Le piante non possono muoversi e non hanno organi fonatori, eppure riescono a scambiare informazioni tra loro e a coordinare le risposte ai pericoli che arrivano dall’ambiente. Uno studio appena pubblicato su Science, ad esempio, rivela che molte specie di piante possiedono probabilmente la capacità di comunicare a grande distanza un segnale di pericolo quando vengono attaccate da un predatore, in modo che gli organismi vegetali che ricevono il messaggio possano preparare in anticipo le proprie difese.
Lo studio, realizzato da un team di biologi e di fisici dell’atmosfera dell’Università della Finlandia Orientale, approfondisce le conoscenze già disponibili sulla trasmissione di informazioni da parte delle piante legata alla diffusione di sostanze chimiche nell’aria. È noto da tempo, infatti, che le piante rilasciano dei composti noti come Voc (composti organici volatili) in seguito all’attacco di erbivori (in particolare insetti). E che questi segnali possono indurre nelle piante circostanti l’attivazione di strategie difensive, come l’inspessimento delle foglie o la produzione di tossine, in previsione del probabile attacco.
Meno chiaro, invece, era cosa accadesse a questi messaggi chimici una volta raggiunte le piante nelle immediate vicinanze. “I composti organici volatili (Voc) reattivi emessi dalle piante vanno incontro a reazioni chimiche ossidative che danno origine ai cosiddetti aerosol organici secondari”, spiega Hao Yu, biochimico che ha partecipato allo studio. “Ci siamo quindi chiesti se le funzioni ecologiche che vengono mediate dai Voc persistessero anche una volta ossidati”.
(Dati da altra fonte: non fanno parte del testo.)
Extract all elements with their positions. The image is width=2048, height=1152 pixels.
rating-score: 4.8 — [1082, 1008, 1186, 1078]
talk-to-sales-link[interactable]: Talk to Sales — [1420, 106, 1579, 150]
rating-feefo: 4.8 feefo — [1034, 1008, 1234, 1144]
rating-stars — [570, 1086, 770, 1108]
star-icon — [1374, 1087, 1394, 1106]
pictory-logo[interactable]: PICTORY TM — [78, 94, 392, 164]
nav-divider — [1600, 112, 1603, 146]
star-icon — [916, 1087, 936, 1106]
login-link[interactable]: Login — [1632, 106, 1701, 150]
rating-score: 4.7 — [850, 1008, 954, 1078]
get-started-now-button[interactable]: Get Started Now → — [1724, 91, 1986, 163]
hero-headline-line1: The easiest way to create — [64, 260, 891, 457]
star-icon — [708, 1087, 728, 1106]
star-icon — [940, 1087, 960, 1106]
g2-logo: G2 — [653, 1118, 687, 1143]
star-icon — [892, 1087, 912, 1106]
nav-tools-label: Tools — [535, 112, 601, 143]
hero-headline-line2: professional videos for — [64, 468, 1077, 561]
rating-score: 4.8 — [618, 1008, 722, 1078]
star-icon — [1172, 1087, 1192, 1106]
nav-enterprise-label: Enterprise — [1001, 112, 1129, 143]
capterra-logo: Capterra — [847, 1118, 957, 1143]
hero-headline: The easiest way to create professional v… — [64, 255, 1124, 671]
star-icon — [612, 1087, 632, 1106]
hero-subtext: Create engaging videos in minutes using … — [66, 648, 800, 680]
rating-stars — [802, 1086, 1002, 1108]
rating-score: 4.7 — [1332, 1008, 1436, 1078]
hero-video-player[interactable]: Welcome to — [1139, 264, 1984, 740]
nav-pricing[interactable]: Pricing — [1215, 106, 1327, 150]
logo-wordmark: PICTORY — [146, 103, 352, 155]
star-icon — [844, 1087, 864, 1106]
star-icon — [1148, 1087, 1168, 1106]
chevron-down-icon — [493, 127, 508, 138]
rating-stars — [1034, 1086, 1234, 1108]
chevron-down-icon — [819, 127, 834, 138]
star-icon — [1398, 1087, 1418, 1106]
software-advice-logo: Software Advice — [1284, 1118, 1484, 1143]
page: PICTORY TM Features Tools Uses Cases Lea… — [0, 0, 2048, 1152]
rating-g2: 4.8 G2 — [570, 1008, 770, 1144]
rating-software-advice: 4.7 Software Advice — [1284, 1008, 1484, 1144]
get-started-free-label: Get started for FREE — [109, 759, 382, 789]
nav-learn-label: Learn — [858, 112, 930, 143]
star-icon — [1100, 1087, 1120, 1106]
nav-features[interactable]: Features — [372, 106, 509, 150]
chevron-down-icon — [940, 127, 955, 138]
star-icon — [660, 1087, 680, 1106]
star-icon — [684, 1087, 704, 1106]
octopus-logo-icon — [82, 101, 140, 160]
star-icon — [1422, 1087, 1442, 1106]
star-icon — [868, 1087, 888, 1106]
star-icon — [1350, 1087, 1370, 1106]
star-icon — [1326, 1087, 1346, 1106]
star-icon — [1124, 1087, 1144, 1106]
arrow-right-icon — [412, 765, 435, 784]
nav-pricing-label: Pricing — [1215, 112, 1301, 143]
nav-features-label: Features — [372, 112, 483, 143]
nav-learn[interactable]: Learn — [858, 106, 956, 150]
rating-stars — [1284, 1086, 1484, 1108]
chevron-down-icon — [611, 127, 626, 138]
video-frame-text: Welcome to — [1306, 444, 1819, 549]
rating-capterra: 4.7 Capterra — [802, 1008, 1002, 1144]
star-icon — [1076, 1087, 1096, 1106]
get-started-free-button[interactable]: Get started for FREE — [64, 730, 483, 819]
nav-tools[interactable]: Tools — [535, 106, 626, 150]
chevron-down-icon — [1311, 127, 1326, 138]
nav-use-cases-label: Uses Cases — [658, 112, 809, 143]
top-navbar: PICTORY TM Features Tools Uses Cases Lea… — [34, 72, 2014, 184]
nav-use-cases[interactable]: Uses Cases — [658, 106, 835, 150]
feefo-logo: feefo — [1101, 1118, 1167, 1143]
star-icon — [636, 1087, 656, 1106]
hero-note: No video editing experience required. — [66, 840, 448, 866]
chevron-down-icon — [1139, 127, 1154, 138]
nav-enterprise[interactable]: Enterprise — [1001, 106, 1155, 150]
Gli esperimenti svolti dai ricercatori dell’università finlandese hanno coinvolto dei germogli di pino, e i fenomeni chimici che vengono innescati quando vengono danneggiate da uno dei loro predatori, il coleottero conosciuto come ilobio dell’abete (Hylobius abietis). La ricerca ha dimostrato che in caso di attacco, le piantine rilasciano composti organici volatili in grado di attivare i meccanismi difensivi delle altre piante della stessa specie, e che l’attività biologica di queste molecole rimane invariata anche in seguito alla loro ossidazione e alla formazione di aerosol organici secondari.
Le piante raggiunte dai Voc e dagli aerosol secondari hanno mostrato un livello simile di resistenza all’attacco da parte del coleottero, ma anche strategie di difesa sottilmente differenti. Un particolare che sembra indicare la capacità delle piante di mettere in campo diverse strategie difensive, e di personalizzare la risposta anche in base alle informazioni che arrivano dalle conspecifiche, come ad esempio la distanza del predatore.
“Considerando il tasso di formazione degli aerosol organici secondari dai loro precursori, la loro maggiore persistenza comparata con quella dei Voc, e quanto distante vengono trasportati in atmosfera, riteniamo che le interazioni ecologiche mediate da questi composti siano efficaci a distante maggiori”, conclude Annele Virtanen, professoressa di fisica degli aerosol dell’Università della Finlandia orientale.